Now that we are unlimited by the confines of geographical space, a new paradigm has reared its head. But arguably, nothing is being affected more than our ability as leaders to lead teams, sustain motivation levels and build cultures.
So, what is at play?
Isolation. Lack of human touch. Issues of trust. Inability to read body language. An altered work-life balance. And more.
Some have been in this place before and indeed have thrived in this environment. Decades ago, as Army officers posted in a purely air-maintained post in India’s North East, we had to motivate troops deployed in small outposts, often a day’s gruelling walk over sliver-like footpaths, carved into 20,000 feet high mountains. The terrain was forbidding, and telecommunication facilities either rudimentary or prone to frequent breakdowns. How do military commanders of junior to mid-level seniority cope with this ‘virtual’ environment?
Here are four things that we can learn from their experience.
Be visible. Connect as often as you can. Officers regularly trek to posts along the border and spend time — sometimes days — with the troops. They listen to them and walk around to get the on-ground feel of the situation. Such a walkabout may not be possible for corporate leaders, but indeed visibility over virtual platforms is not merely eminently doable, it is critical for maintaining an unbroken connection. This exercise must be frequent and top-to-bottom. MDs, CEOs and other leaders must make connecting with employees in groups a regular feature. Employees isolated in the confines of their homes can feel reassured by the presence of the leadership in their midst. A name on the email cannot replicate that, just as a nameplate on a door cannot be a substitute for human contact.
Be Conscious of the ones on the Margins. Personal problems weigh down people everywhere. Many do not necessarily exhibit signs of that burden on the exterior. On the contrary, some even appear happy and well-adjusted while simultaneously battling maelstroms inside. Hemmed in by their nature, they are reluctant and unable to come forward to share their troubles. But they need attention and friendship more than the others. Leaders must have a sensitive antenna to pick up these signals. Is a person quieter than before? Does she appeared under stress, is becoming less articulate or more distracted? Is the quality of work declining? In the days of the virtual environment, if we do not see these tiny red-flags, the affected person may fall off the map. Leaders must make a special effort to connect with such employees. A sprinkle of empathy — without the display of overbearing sympathy — could work wonders for morale.

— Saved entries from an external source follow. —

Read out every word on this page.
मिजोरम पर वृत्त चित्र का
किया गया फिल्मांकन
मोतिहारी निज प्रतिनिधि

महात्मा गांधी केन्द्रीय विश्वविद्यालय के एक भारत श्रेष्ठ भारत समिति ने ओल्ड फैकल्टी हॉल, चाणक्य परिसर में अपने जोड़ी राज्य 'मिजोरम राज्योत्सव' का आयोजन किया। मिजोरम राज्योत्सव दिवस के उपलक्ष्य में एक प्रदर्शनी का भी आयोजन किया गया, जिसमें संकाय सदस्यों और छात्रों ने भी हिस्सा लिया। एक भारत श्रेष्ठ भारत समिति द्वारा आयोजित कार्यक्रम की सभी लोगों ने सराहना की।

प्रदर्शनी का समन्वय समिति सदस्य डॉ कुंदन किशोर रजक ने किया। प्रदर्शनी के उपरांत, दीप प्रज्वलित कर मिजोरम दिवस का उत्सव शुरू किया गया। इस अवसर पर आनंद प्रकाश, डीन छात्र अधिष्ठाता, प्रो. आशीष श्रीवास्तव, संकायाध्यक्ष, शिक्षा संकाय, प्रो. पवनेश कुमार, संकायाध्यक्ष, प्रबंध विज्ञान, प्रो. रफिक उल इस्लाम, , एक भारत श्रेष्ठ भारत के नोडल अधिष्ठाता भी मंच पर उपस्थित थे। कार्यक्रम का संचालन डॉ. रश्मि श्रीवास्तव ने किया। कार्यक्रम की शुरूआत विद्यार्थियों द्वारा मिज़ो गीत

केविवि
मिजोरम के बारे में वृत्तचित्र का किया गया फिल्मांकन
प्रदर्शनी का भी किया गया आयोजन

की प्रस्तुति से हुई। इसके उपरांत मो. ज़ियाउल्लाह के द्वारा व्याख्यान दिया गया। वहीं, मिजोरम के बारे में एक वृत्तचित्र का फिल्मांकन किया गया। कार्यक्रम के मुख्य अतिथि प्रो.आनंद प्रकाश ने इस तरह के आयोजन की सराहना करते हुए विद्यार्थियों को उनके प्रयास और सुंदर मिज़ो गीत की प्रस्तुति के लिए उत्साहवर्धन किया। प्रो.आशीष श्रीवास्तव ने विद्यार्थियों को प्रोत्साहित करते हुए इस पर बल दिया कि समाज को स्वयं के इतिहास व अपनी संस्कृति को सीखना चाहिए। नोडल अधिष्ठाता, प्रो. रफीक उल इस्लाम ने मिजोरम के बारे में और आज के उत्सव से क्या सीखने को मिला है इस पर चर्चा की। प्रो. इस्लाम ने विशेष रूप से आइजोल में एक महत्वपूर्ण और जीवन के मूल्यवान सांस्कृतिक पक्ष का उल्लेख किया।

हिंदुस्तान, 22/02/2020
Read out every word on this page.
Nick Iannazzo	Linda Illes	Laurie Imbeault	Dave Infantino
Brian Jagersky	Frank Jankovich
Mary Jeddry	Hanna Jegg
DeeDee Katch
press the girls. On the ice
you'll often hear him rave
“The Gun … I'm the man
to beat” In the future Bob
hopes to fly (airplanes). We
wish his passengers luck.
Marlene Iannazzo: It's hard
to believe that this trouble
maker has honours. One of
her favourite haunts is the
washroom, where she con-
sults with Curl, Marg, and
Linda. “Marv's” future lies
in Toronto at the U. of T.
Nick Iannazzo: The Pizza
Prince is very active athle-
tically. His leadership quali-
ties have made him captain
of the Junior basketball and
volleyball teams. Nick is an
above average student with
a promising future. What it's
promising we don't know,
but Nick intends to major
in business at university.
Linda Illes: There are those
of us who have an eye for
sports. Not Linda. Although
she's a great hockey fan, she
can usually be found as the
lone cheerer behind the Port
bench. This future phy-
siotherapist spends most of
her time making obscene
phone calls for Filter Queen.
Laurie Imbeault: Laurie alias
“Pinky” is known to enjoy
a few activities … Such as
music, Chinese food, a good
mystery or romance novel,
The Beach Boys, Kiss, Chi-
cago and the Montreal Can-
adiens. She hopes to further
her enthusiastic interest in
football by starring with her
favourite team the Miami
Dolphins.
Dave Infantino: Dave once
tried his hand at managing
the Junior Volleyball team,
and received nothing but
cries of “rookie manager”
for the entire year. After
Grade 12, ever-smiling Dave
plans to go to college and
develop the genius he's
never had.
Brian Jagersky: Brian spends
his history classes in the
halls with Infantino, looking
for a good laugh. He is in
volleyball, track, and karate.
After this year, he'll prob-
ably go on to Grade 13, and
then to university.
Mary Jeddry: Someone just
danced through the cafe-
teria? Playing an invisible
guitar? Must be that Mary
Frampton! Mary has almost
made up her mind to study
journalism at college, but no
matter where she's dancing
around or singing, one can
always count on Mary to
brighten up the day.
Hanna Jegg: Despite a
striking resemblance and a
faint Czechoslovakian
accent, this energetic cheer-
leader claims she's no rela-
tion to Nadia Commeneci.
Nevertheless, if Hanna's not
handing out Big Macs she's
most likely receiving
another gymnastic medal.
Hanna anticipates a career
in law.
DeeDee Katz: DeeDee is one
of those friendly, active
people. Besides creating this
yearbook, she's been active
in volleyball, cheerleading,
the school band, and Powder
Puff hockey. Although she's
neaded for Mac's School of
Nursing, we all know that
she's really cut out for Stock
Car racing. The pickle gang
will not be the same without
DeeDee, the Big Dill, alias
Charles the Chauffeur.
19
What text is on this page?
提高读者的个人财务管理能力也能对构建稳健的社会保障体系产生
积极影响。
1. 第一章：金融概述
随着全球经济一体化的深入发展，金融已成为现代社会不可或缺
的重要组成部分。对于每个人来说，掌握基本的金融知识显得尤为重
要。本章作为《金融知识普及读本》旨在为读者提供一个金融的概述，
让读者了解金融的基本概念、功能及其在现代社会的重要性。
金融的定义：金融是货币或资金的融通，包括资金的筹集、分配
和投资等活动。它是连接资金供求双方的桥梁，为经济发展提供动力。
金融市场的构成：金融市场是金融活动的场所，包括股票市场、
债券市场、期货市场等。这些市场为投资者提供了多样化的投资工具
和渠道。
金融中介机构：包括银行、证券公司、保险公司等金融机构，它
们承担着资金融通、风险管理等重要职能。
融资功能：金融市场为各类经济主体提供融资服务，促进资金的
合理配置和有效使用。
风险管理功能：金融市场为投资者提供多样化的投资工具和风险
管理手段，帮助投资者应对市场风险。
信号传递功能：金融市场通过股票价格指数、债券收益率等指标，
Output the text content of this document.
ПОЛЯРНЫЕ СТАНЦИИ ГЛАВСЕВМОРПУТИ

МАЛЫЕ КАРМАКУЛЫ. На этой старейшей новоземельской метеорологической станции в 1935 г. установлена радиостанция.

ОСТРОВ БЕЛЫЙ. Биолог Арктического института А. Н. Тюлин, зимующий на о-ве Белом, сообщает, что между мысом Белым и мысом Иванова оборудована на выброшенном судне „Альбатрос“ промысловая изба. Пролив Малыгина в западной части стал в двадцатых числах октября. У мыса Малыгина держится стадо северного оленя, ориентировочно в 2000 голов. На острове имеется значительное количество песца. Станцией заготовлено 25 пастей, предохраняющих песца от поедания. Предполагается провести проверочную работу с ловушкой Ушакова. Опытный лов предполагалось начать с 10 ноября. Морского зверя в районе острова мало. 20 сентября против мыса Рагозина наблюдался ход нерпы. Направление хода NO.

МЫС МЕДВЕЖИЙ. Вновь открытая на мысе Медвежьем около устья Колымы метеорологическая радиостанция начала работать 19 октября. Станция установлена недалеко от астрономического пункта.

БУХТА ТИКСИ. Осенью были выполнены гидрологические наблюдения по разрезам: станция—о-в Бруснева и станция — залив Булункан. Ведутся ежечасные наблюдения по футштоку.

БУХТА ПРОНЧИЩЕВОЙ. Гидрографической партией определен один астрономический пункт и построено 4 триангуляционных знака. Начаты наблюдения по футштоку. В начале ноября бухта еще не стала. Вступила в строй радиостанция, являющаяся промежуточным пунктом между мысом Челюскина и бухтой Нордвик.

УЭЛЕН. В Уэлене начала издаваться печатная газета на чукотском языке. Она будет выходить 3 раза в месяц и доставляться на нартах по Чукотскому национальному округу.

Lay down a protocol. Most people are troubled by the absence of clarity. Since everyone is now jumping on to the bandwagon of virtual meetings, are weekends no longer off limit? Is there a quiet-hour for everyone to get productiveness going? Are breaks allowed in the middle of the never-ending meetings? Are people reaching measurable goals and work? Should a cap be legislated on the time anyone spends conducting a meeting? Unambiguously crafted protocols can ease a great deal of the stress caused by avoidable uncertainty.
Appreciation has whole new Value. In the pre-COVID days, a leader could appreciate an employee with a little tap on the shoulder or an appreciative smile or a quiet ‘well-done’. That boat has sailed. Now, unless a leader makes a conscious effort to reach out for recognition and appreciation, the motivation of the achievers will soon be parched. Make time for praise — both in group meetings and in one-on-one audience or emails. That effort is vital.
The stark conclusion is that we now need more process, not less. And we require better protocols, not fuzziness. We must be more conscious of the push for motivation.
The demand for real leadership just went up.